The JMSU was signed on March 14, 2005, before incumbent Secretary of Energy Raphael P.M. Lotilla assumed office in his first tenure as Energy Secretary. The Philippine party to the JMSU was PNOC, represented by then PNOC President and CEO Eduardo V. Manalac.

It can be recalled that in January this year, the SC declared the 2005 Tripartite Agreement unconstitutional for allowing wholly-owned foreign corporations to participate in the exploration of the country’s natural resources without observing the safeguards provided in Section 2, Article XII of the 1987 Constitution. It took 14 years for the SC to rule on it.

Under the undertaking, joint explorations will be conducted in the South China Sea, covering 142,886 square kilometers. The agreement covers six islands claimed and occupied by the Philippines in Spratly—Pag-Asa Island, Likas Island, Lawak Island, Kota Island, Patag Island, and Panata Island. However, up to 80 percent of the JMSU site is within the Philippines’s 200-mile exclusive economic zone, prompting the filing of petitions seeking to declare the agreement unconstitutional.

The petition was filed by former Rep. Carlos Isagani Zarate (Bayan Muna) in 2008.

The respondent said then that Section 2, Article XII of the Constitution was inapplicable because it only covers exploration, development and utilization of natural resources and not pre-exploration activities, which the JMSU covers.
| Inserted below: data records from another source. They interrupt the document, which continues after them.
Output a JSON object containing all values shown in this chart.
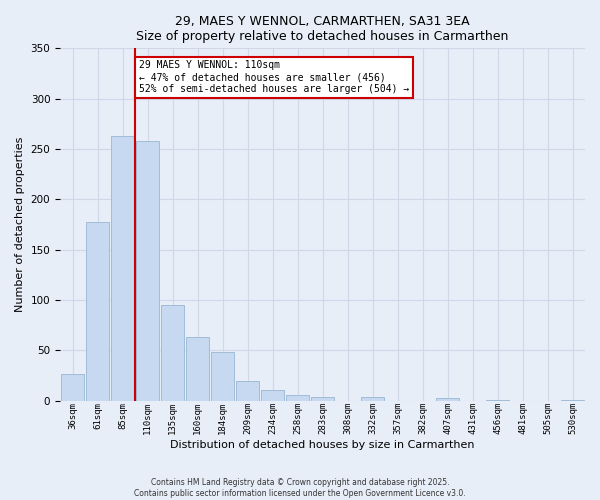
{
  "title": "29, MAES Y WENNOL, CARMARTHEN, SA31 3EA",
  "subtitle": "Size of property relative to detached houses in Carmarthen",
  "xlabel": "Distribution of detached houses by size in Carmarthen",
  "ylabel": "Number of detached properties",
  "bar_labels": [
    "36sqm",
    "61sqm",
    "85sqm",
    "110sqm",
    "135sqm",
    "160sqm",
    "184sqm",
    "209sqm",
    "234sqm",
    "258sqm",
    "283sqm",
    "308sqm",
    "332sqm",
    "357sqm",
    "382sqm",
    "407sqm",
    "431sqm",
    "456sqm",
    "481sqm",
    "505sqm",
    "530sqm"
  ],
  "bar_values": [
    27,
    178,
    263,
    258,
    95,
    63,
    48,
    20,
    11,
    6,
    4,
    0,
    4,
    0,
    0,
    3,
    0,
    1,
    0,
    0,
    1
  ],
  "bar_color": "#c6d9f0",
  "bar_edge_color": "#a0bcd8",
  "vline_x": 2.5,
  "vline_color": "#cc0000",
  "annotation_text": "29 MAES Y WENNOL: 110sqm\n← 47% of detached houses are smaller (456)\n52% of semi-detached houses are larger (504) →",
  "annotation_box_color": "#ffffff",
  "annotation_box_edge_color": "#cc0000",
  "ylim": [
    0,
    350
  ],
  "yticks": [
    0,
    50,
    100,
    150,
    200,
    250,
    300,
    350
  ],
  "grid_color": "#d0d8e8",
  "background_color": "#e8eef8",
  "footer_line1": "Contains HM Land Registry data © Crown copyright and database right 2025.",
  "footer_line2": "Contains public sector information licensed under the Open Government Licence v3.0."
}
The SC, noting that the term “exploration” pertains to a search or discovery of something in both its ordinary or technical sense, ruled that the JMSU involves the exploration of the country’s natural  resources, particularly petroleum.

Citing the text of the fifth whereas clause of the JMSU, which states the Parties “expressed desire to engage in a joint research of petroleum resource potential of a certain area of the South China Sea as a pre-exploration activity,” the Court said that it is clear that the JMSU was executed for the purpose of determining if petroleum exists in the agreement area.